Naturally during my tramp trips and experiences in Europe I made use of them for purposes of newspaper correspondence, magazine articles and incidentally for the preparation of such a comprehensive book as I thought I could write on tramp life in general. In this way these wanderings may again be called useful, because they helped to increase my powers of observation from a writer's point of view, and to give a serious purpose to such investigations on my part. I have no reason to regret any tramp trip made in Europe, but I am glad now that they are over and done with.

Such training in writing as the reporter gets on his newspaper, I got on returning to my home in Berlin, and having my "copy" most rigidly cut to pieces by my mother.

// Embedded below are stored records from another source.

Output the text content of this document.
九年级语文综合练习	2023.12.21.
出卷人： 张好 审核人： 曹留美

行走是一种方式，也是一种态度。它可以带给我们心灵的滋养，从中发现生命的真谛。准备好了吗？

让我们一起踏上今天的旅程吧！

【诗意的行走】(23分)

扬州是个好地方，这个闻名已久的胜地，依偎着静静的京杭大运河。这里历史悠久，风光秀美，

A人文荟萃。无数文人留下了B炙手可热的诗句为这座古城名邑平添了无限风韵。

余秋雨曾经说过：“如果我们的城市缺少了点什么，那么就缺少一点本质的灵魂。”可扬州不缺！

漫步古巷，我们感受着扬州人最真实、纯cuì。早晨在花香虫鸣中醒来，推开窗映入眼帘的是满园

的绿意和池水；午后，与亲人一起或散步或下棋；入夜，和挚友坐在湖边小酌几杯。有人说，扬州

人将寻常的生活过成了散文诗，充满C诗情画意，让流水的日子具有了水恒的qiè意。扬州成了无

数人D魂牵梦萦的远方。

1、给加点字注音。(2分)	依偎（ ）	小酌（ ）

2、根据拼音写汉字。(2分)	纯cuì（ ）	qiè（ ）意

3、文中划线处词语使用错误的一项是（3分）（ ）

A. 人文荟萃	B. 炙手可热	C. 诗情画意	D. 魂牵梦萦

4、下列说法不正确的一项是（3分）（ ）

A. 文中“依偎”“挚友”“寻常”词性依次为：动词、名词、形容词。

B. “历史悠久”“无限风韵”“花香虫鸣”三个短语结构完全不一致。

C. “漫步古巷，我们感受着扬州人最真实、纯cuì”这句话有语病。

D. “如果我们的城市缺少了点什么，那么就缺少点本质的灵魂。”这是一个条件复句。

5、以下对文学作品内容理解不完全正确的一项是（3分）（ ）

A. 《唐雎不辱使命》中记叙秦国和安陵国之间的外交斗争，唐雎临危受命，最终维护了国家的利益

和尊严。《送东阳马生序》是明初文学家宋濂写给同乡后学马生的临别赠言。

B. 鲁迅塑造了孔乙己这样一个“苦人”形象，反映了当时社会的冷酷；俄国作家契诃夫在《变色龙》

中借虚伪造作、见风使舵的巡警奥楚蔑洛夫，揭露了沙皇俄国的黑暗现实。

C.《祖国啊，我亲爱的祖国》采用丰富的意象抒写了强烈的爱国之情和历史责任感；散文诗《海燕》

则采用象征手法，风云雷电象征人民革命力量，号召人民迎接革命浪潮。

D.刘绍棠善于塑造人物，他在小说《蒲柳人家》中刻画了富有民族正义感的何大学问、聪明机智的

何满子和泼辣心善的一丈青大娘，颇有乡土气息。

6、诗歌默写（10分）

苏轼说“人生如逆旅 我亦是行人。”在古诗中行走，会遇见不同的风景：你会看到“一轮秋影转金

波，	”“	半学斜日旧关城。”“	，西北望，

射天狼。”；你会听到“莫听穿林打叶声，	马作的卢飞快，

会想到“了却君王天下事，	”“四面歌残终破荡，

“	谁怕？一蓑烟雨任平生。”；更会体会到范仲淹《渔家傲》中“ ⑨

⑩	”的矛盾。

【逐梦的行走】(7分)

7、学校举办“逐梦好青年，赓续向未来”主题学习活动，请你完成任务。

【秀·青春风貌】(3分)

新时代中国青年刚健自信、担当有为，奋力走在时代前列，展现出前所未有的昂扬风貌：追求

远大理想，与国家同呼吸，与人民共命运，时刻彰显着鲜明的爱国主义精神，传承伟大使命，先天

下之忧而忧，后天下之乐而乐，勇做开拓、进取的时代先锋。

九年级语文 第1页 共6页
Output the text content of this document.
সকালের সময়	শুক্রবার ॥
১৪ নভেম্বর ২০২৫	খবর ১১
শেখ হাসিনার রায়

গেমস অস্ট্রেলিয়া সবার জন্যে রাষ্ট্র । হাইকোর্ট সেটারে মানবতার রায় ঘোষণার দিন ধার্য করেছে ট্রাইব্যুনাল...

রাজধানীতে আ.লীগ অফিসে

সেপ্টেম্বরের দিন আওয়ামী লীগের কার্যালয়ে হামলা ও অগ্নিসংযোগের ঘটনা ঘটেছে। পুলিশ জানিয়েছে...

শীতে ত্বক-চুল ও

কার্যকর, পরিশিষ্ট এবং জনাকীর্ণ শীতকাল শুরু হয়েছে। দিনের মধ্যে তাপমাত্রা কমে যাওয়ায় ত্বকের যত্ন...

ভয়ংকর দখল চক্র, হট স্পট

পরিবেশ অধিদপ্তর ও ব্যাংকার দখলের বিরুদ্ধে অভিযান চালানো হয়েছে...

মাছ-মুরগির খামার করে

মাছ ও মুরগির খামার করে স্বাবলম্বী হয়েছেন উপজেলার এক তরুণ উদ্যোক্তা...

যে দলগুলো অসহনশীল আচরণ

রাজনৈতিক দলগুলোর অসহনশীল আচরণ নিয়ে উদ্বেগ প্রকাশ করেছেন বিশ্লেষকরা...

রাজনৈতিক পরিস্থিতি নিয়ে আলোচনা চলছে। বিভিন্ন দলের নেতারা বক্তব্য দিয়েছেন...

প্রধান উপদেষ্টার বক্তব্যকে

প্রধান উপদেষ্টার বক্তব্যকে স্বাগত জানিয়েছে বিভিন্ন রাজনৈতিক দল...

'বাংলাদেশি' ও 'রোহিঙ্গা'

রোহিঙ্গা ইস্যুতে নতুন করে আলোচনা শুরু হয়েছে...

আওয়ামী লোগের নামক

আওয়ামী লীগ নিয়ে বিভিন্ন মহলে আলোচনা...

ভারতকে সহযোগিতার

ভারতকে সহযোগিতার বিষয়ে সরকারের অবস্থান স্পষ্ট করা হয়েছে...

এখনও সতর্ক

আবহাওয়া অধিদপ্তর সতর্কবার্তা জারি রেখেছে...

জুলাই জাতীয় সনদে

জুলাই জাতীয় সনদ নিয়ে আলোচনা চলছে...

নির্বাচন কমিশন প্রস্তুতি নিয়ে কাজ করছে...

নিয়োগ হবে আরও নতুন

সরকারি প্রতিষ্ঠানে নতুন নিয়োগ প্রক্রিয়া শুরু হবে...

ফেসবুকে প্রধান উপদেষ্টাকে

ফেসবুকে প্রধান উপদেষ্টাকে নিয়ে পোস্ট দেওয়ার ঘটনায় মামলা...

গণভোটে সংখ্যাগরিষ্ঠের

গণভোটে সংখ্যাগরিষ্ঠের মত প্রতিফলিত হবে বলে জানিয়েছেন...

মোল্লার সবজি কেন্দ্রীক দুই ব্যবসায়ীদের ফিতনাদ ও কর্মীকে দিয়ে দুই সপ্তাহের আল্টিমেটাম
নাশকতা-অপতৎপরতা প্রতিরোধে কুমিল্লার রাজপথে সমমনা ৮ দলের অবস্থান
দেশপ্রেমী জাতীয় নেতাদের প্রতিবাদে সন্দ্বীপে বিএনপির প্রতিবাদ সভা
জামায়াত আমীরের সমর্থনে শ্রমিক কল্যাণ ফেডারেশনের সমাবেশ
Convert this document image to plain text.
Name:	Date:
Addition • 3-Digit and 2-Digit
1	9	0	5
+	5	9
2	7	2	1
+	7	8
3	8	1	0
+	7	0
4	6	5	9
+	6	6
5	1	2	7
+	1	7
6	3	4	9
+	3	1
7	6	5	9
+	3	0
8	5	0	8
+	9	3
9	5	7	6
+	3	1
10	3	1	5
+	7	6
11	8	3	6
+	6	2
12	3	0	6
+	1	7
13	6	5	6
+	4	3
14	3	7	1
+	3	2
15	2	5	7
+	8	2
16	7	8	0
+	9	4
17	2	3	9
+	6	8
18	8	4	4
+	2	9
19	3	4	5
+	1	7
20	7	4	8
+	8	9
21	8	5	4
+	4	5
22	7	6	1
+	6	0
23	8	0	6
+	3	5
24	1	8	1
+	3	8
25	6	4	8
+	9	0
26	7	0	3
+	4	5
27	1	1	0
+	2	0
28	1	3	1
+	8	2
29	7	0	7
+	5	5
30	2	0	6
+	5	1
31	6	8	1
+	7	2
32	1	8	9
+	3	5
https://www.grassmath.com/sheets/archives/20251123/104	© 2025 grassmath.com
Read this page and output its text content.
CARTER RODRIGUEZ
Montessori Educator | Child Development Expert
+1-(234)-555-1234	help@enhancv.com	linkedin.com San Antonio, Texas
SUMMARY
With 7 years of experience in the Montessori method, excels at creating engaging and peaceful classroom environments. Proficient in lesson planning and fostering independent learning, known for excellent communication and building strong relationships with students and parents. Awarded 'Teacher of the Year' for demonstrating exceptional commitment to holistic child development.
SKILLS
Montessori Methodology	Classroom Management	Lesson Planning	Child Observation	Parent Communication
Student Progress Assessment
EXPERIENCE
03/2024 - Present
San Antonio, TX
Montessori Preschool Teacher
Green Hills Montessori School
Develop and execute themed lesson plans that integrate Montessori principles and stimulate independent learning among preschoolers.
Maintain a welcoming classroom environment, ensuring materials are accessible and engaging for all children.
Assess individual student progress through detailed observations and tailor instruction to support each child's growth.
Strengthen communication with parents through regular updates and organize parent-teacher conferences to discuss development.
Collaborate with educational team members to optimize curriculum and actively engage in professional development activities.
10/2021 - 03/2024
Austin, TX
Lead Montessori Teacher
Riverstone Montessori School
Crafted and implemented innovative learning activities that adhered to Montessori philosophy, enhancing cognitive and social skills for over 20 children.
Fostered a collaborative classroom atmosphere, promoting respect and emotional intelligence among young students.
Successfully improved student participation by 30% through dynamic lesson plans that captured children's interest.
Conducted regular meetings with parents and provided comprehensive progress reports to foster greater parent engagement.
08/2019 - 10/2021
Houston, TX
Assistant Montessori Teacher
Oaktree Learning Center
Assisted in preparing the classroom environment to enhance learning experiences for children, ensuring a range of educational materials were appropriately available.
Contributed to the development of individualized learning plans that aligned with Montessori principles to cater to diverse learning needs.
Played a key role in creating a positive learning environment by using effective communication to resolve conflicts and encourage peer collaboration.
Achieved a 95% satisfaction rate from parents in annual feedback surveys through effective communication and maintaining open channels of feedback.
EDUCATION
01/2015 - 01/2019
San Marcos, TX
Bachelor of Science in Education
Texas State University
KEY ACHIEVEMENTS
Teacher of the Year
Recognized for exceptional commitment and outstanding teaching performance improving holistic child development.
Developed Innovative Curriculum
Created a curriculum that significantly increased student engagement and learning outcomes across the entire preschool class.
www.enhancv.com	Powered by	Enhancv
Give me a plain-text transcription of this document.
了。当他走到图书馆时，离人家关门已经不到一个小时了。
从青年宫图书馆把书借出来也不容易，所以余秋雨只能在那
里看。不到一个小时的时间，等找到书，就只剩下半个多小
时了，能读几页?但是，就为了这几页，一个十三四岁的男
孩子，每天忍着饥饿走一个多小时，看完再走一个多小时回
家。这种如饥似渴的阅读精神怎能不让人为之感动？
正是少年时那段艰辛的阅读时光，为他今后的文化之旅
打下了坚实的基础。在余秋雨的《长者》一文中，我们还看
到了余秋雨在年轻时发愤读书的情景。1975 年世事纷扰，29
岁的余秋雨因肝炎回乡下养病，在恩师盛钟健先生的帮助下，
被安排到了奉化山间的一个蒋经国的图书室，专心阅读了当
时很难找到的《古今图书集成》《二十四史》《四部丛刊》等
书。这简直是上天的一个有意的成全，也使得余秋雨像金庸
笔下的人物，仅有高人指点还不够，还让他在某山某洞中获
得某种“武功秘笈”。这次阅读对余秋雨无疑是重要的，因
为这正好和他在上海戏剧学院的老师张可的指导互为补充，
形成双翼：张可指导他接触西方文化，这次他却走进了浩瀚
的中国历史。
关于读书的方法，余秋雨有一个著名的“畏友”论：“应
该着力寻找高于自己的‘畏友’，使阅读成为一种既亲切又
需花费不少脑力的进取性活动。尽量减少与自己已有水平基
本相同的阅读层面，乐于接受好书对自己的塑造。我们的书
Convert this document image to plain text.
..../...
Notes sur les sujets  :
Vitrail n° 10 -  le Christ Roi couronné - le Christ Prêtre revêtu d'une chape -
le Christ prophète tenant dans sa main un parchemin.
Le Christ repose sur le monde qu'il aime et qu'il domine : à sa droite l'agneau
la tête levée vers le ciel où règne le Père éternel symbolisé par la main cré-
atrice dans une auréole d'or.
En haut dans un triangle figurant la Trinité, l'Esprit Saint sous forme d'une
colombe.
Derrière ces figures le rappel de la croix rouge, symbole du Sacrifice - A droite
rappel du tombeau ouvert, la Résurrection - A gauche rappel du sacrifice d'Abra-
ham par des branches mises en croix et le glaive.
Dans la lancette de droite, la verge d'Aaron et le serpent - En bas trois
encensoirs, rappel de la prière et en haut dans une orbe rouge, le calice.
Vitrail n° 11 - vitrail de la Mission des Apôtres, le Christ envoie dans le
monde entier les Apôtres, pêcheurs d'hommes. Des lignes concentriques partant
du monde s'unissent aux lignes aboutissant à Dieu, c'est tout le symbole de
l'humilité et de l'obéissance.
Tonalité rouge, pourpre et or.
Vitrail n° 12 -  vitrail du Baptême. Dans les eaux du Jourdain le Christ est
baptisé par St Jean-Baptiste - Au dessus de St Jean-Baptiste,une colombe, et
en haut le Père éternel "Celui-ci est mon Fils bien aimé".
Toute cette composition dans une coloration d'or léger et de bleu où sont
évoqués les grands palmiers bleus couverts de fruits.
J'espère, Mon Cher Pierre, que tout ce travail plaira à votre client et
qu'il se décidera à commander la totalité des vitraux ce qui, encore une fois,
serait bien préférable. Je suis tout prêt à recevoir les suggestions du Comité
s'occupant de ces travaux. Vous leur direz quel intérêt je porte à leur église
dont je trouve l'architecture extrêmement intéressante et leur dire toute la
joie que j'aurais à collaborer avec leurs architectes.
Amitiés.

Of course this was not newspaper training in the sense that I had to report, and to a city editor. But it was all the training I ever had in writing that amounted to anything, until in after years I was interested enough in the business to observe for myself, in such examples of good writing as came to my hand, how, as Robert Louis Stevenson indicates in one of his books, language may be made to fit most tightly around the subject matter in hand.

CHAPTER XXI

I RETURN TO AMERICA

In the early spring of 1898 I made up my mind once and for all that it was high time for me to leave Europe and get back to my own country if I ever intended to get to work with young men in my profession, or in any other activity in which I might be able to hold my own.

Europe had not palled on me – far from it! To have lingered on in Berlin, in Rome or in Venice would have pleased me at that time, had I possessed the necessary means to linger, wander and observe. Had I had financial independence and no sense of responsibility, I might have been in Europe to-day as a resident.

In 1898 our country went to war with Spain. How the rumors of war affected other young Americans studying, traveling, or on business in Europe at that time, I do not know. In me the rumors of war created an uncontrollable desire to return to my native land. Perhaps I thought I could go to war in her defense. It is impossible for me now to analyze, as I should like to do, my determination in 1898 to get away from Europe, university studies and all that the life abroad had meant to me, just as quickly as possible. My mother was aghast at this resolution on my part. She said to me: "If you were going to China, Kamtchatka, Tibet or almost any other place but America, I could easily think it a very natural thing to do. But America! I feel as if I should lose all touch with you."